La Ligue des Droits de l’Homme pense qu’INCO doit travailler avec plus de démocratie participative
LIGUE DES DROITS DE L’HOMME ET DU CITOYEN DE NOUVELLE-CALEDONIE
Communiqué n° 47 du 18 avril 2006
Le projet de construction d’une usine de nickel dans le Sud pose de graves problèmes d’environnement qui restent encore obscurs après bien des années : devenir des déchets miniers, pollution en mer par les effluents et en l’air par les fumées liées au charbon. Par ailleurs, il apparaît en concurrence avec l’usine du Nord, élément reconnu indispensable au rééquilibrage économique et politique du pays tout entier.
La LDH-NC reconnaît qu’il est indispensable que la Nouvelle-Calédonie développe des projets industriels lui permettant d’assurer à terme ses propres besoins.
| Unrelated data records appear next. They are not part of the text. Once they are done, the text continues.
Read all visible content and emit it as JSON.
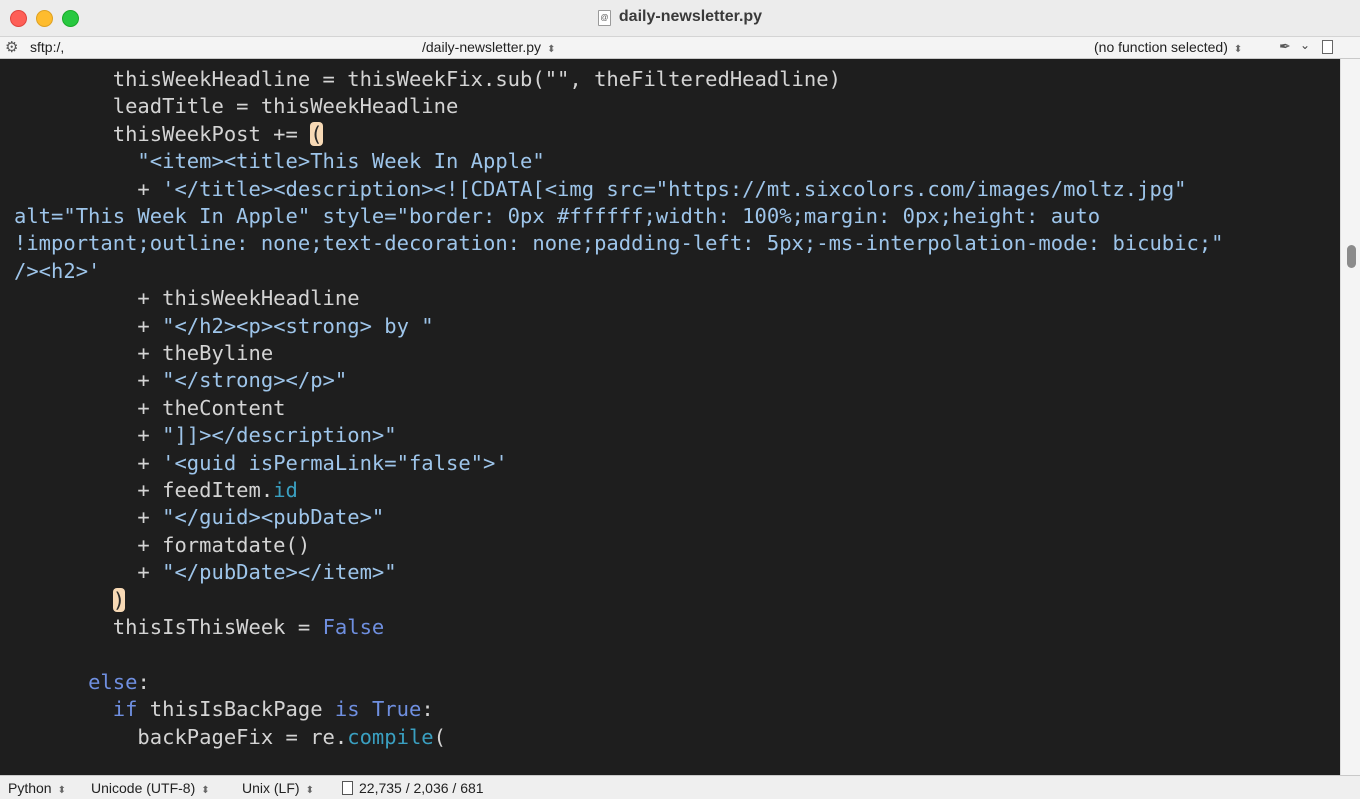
{
  "window": {
    "title": "daily-newsletter.py",
    "doc_badge": "@"
  },
  "navbar": {
    "path": "sftp:/,",
    "file": "/daily-newsletter.py",
    "function_menu": "(no function selected)",
    "updown_glyph": "⌃⌄"
  },
  "icons": {
    "gear": "gear-icon",
    "pin": "pin-icon",
    "chevron": "chevron-down-icon",
    "document": "document-icon"
  },
  "colors": {
    "background": "#1e1e1e",
    "plain_text": "#d4d4d4",
    "string": "#9ec5ea",
    "keyword": "#6f8fe0",
    "attribute": "#3a9fc0",
    "bracket_highlight": "#f7d9b5"
  },
  "code": {
    "lines": [
      [
        {
          "t": "p",
          "v": "        thisWeekHeadline = thisWeekFix.sub(\"\", theFilteredHeadline)"
        }
      ],
      [
        {
          "t": "p",
          "v": "        leadTitle = thisWeekHeadline"
        }
      ],
      [
        {
          "t": "p",
          "v": "        thisWeekPost += "
        },
        {
          "t": "paren",
          "v": "("
        }
      ],
      [
        {
          "t": "p",
          "v": "          "
        },
        {
          "t": "s",
          "v": "\"<item><title>This Week In Apple\""
        }
      ],
      [
        {
          "t": "p",
          "v": "          + "
        },
        {
          "t": "s",
          "v": "'</title><description><![CDATA[<img src=\"https://mt.sixcolors.com/images/moltz.jpg\""
        }
      ],
      [
        {
          "t": "s",
          "v": "alt=\"This Week In Apple\" style=\"border: 0px #ffffff;width: 100%;margin: 0px;height: auto"
        }
      ],
      [
        {
          "t": "s",
          "v": "!important;outline: none;text-decoration: none;padding-left: 5px;-ms-interpolation-mode: bicubic;\""
        }
      ],
      [
        {
          "t": "s",
          "v": "/><h2>'"
        }
      ],
      [
        {
          "t": "p",
          "v": "          + thisWeekHeadline"
        }
      ],
      [
        {
          "t": "p",
          "v": "          + "
        },
        {
          "t": "s",
          "v": "\"</h2><p><strong> by \""
        }
      ],
      [
        {
          "t": "p",
          "v": "          + theByline"
        }
      ],
      [
        {
          "t": "p",
          "v": "          + "
        },
        {
          "t": "s",
          "v": "\"</strong></p>\""
        }
      ],
      [
        {
          "t": "p",
          "v": "          + theContent"
        }
      ],
      [
        {
          "t": "p",
          "v": "          + "
        },
        {
          "t": "s",
          "v": "\"]]></description>\""
        }
      ],
      [
        {
          "t": "p",
          "v": "          + "
        },
        {
          "t": "s",
          "v": "'<guid isPermaLink=\"false\">'"
        }
      ],
      [
        {
          "t": "p",
          "v": "          + feedItem."
        },
        {
          "t": "a",
          "v": "id"
        }
      ],
      [
        {
          "t": "p",
          "v": "          + "
        },
        {
          "t": "s",
          "v": "\"</guid><pubDate>\""
        }
      ],
      [
        {
          "t": "p",
          "v": "          + formatdate()"
        }
      ],
      [
        {
          "t": "p",
          "v": "          + "
        },
        {
          "t": "s",
          "v": "\"</pubDate></item>\""
        }
      ],
      [
        {
          "t": "p",
          "v": "        "
        },
        {
          "t": "paren",
          "v": ")"
        }
      ],
      [
        {
          "t": "p",
          "v": "        thisIsThisWeek = "
        },
        {
          "t": "k",
          "v": "False"
        }
      ],
      [
        {
          "t": "p",
          "v": ""
        }
      ],
      [
        {
          "t": "p",
          "v": "      "
        },
        {
          "t": "k",
          "v": "else"
        },
        {
          "t": "p",
          "v": ":"
        }
      ],
      [
        {
          "t": "p",
          "v": "        "
        },
        {
          "t": "k",
          "v": "if"
        },
        {
          "t": "p",
          "v": " thisIsBackPage "
        },
        {
          "t": "k",
          "v": "is"
        },
        {
          "t": "p",
          "v": " "
        },
        {
          "t": "k",
          "v": "True"
        },
        {
          "t": "p",
          "v": ":"
        }
      ],
      [
        {
          "t": "p",
          "v": "          backPageFix = re."
        },
        {
          "t": "a",
          "v": "compile"
        },
        {
          "t": "p",
          "v": "("
        }
      ]
    ]
  },
  "statusbar": {
    "language": "Python",
    "encoding": "Unicode (UTF-8)",
    "line_endings": "Unix (LF)",
    "stats": "22,735 / 2,036 / 681"
  }
}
Toute une jeunesse est aujourd’hui laissée au bord de la route, en perte de repères et prête à suivre n’importe quelle voie, y compris celle de la violence. L’usine du Sud, telle qu’elle se présente actuellement, lui apporte manifestement plus de doutes que de réponses.
La LDH-NC condamne fermement l’usage de la violence mais regrette que les autorités et INCO traitent avec mépris les demandes légitimes et pertinentes d’informations adressées par les associations et les citoyens. Si les récentes exactions ont coûté un milliard CFP, il faut rappeler qu’Inco n’a pas payé un gisement évalué à plus de 200 milliards CFP, a bénéficié de 70 milliards de défiscalisation, de 15 milliards de subventions et d’exonérations d’impôts estimées à 5 milliards par an pendant 15 ans. Avec autant d’aides et d’économies, les précautions anti-pollution et le légitime dédommagement des populations voisines devraient aller de soi.
La LDH-NC regrette que le projet dans sa mise en place actuelle ne donne que peu de garanties en matière d’écologie et de développement durable. Elle rappelle que la Constitution de la 5e République comporte une Charte de l’Environnement, voulue par le Président de la République et promulguée le 1er mars 2005. Cette charte intègre un « principe de précaution » qui n’est pas respecté à Goro. La LDH-NC rappelle en effet que des études et des expertises sont en cours et que dans l’attente de leurs conclusions, le projet GORO Nickel doit légalement se soumettre à ce principe de précaution.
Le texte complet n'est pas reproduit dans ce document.